Translation result
Lee Geun-an, notorious as a torture specialist during South Korea’s military regimes, has died at the age of 88.
Lee had been staying in a nursing hospital in Seoul after his health declined and died on the 25th. His body is currently at a hospital in Dongdaemun, Seoul. Funeral rites are scheduled for the 27th.
He served as a counterintelligence investigator at the Public Security Headquarters in the 1970s and 1980s and became infamous for brutal interrogation techniques, including water torture (waterboarding), electric shocks and dislocating suspects’ joints.
Lee was involved in investigations such as the 1979 Namminjeon case, the 1985 fabricated spy case against abducted fisherman Kim Seong-hak, and the 1986 Anti-Imperialist Alliance case. Authorities say he tortured suspects during those probes. In 1981, he received a commendation from the minister of home affairs for his role in the Seoul National University Murim case.
After South Korea’s democratization, Lee was placed on a wanted list in December 1988 on charges of torturing Kim Geun-tae, the former leader of the Youth Federation for the Democratization Movement, and he spent 12 years on the run.

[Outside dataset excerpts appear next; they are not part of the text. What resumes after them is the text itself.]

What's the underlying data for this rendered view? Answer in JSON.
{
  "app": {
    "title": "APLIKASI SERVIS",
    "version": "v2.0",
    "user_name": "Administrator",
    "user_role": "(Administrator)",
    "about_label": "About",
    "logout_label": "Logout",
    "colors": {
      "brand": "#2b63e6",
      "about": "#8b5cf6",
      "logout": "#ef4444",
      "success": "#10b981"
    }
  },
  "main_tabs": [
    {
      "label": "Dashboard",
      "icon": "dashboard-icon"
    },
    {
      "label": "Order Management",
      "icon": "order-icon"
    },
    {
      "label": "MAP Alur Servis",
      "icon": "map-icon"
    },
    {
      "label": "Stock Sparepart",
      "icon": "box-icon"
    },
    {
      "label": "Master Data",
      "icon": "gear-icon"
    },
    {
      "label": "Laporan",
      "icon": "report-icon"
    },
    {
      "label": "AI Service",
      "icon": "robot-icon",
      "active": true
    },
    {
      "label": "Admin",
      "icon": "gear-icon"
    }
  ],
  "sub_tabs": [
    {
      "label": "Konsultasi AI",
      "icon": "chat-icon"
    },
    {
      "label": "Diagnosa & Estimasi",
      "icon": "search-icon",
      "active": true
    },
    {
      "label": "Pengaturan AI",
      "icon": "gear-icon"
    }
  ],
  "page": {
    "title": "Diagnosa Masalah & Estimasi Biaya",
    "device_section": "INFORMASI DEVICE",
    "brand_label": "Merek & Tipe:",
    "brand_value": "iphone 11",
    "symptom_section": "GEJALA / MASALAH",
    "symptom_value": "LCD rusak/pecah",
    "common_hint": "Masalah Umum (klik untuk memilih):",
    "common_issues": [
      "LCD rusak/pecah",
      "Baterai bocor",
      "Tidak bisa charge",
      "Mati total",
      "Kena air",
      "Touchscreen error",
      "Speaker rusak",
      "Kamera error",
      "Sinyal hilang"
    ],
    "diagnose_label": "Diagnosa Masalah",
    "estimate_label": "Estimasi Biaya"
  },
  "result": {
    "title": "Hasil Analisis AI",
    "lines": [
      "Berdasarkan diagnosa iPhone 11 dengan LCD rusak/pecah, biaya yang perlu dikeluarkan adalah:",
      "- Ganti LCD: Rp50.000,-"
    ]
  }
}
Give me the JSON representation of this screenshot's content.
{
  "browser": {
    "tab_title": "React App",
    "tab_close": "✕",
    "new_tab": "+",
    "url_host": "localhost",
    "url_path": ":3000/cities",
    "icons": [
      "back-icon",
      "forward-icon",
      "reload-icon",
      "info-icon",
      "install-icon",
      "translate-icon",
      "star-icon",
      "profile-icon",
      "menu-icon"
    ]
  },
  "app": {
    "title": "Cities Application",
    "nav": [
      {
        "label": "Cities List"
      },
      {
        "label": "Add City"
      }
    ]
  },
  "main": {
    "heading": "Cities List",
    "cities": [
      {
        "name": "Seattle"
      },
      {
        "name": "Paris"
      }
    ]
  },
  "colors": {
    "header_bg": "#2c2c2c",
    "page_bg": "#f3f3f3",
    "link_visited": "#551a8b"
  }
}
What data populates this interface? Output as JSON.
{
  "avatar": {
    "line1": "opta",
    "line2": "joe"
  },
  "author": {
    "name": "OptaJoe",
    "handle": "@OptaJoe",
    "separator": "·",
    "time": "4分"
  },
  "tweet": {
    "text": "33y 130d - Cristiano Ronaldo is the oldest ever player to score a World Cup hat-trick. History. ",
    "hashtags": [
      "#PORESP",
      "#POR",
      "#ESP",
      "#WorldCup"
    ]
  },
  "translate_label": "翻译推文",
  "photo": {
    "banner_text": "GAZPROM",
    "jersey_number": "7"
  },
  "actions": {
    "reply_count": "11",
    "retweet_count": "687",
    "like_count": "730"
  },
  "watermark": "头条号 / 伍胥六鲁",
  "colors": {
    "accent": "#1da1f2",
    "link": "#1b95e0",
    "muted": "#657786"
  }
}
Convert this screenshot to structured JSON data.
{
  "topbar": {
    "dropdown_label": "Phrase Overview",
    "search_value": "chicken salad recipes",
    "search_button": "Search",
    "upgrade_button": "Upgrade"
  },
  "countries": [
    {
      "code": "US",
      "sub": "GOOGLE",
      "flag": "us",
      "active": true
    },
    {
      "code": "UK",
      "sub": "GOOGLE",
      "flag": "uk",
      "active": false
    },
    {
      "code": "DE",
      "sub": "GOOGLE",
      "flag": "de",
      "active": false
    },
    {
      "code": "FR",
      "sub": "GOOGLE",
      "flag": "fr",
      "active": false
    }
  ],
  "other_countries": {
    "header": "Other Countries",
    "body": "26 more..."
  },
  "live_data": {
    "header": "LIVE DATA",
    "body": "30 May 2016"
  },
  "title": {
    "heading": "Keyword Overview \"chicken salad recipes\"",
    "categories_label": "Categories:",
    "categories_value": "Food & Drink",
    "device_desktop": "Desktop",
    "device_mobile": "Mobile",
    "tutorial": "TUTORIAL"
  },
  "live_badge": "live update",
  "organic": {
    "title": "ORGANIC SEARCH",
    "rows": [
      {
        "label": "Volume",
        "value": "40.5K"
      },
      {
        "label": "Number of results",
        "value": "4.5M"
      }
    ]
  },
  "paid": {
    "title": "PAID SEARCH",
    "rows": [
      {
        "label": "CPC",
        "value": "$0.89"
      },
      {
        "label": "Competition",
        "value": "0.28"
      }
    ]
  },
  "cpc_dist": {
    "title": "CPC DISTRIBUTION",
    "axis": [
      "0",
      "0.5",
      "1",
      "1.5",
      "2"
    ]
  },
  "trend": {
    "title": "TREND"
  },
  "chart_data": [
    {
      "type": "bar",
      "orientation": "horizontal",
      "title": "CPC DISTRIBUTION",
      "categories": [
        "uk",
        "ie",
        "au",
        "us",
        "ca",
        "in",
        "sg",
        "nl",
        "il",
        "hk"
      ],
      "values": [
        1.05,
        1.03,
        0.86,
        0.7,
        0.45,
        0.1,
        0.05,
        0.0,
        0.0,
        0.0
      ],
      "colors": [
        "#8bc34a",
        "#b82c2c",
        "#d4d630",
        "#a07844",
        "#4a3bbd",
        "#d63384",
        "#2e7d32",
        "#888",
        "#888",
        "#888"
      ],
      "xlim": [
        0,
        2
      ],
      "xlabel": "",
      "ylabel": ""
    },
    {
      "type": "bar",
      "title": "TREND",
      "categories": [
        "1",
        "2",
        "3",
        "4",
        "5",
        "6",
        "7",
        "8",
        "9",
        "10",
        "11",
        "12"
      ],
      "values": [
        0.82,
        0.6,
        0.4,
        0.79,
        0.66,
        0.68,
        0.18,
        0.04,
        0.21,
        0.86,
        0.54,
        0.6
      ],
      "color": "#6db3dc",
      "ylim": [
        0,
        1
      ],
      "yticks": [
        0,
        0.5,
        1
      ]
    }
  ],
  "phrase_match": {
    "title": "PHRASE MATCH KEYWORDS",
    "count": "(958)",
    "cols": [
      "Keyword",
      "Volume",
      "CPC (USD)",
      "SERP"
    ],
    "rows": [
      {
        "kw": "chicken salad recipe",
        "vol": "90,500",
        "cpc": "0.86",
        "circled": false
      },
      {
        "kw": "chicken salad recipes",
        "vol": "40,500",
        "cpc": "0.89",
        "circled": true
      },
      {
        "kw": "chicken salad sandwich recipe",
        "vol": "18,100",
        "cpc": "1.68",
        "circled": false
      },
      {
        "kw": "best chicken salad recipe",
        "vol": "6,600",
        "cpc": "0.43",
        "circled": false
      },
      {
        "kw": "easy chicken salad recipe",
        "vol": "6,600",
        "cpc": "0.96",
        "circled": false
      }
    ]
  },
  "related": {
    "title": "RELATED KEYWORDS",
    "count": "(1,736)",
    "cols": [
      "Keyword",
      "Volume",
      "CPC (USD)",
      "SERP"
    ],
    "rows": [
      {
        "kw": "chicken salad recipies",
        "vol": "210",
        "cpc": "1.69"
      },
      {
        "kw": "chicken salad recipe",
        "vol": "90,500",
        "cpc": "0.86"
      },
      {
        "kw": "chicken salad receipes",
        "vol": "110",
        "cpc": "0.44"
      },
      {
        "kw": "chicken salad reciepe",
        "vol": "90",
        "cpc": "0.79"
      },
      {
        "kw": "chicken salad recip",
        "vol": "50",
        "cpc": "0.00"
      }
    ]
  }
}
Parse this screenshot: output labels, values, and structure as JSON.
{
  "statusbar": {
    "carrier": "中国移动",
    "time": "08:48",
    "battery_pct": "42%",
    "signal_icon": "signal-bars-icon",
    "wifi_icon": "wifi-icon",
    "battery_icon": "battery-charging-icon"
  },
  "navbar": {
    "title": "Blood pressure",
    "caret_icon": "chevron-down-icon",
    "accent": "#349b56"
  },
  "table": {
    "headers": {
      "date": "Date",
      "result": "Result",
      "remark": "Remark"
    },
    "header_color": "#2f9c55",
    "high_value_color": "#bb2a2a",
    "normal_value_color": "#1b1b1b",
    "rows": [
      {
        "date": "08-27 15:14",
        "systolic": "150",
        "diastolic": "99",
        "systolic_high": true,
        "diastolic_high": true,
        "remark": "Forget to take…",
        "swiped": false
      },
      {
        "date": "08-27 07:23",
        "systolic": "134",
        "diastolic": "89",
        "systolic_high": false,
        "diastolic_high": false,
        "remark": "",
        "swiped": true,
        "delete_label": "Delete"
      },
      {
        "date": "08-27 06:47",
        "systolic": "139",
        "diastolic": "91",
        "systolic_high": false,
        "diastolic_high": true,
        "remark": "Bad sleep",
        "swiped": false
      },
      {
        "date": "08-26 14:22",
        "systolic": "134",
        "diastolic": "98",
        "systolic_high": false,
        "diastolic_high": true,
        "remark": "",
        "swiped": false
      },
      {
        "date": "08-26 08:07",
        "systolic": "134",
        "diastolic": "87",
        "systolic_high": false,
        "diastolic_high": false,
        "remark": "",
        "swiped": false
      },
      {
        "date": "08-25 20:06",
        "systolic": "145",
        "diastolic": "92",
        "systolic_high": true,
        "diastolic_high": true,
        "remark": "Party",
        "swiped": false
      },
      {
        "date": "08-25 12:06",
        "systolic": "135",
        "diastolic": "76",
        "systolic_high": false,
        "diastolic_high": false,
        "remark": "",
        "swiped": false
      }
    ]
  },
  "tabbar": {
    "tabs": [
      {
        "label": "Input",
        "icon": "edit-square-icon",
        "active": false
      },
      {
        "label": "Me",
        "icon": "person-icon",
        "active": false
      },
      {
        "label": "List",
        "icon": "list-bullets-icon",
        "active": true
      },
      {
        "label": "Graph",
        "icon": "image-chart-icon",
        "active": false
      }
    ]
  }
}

He surrendered in October 1999. In September 2000, the Supreme Court sentenced him to seven years in prison and imposed a seven-year suspension of civil rights; he was released in 2006. In 2024, a court ordered him to pay 700 million KRW (about $469,000) to the family of an abducted fisherman who had been detained as a suspected spy and died in custody.
After his release, Lee participated in religious activities and said he regretted his past, but he continued to make controversial remarks. In a 2010 interview, when asked about being called a “torture specialist,” he said, “Those who try to defend themselves and investigators who try to break them engage in an intense battle of wits. In that sense, interrogation is an art.”
At a 2012 event marking the publication of his autobiography, he defended past actions, saying, “Catching spies and ideological offenders back then was patriotic. If it weren’t patriotism, who would have risked their lives working so hard?”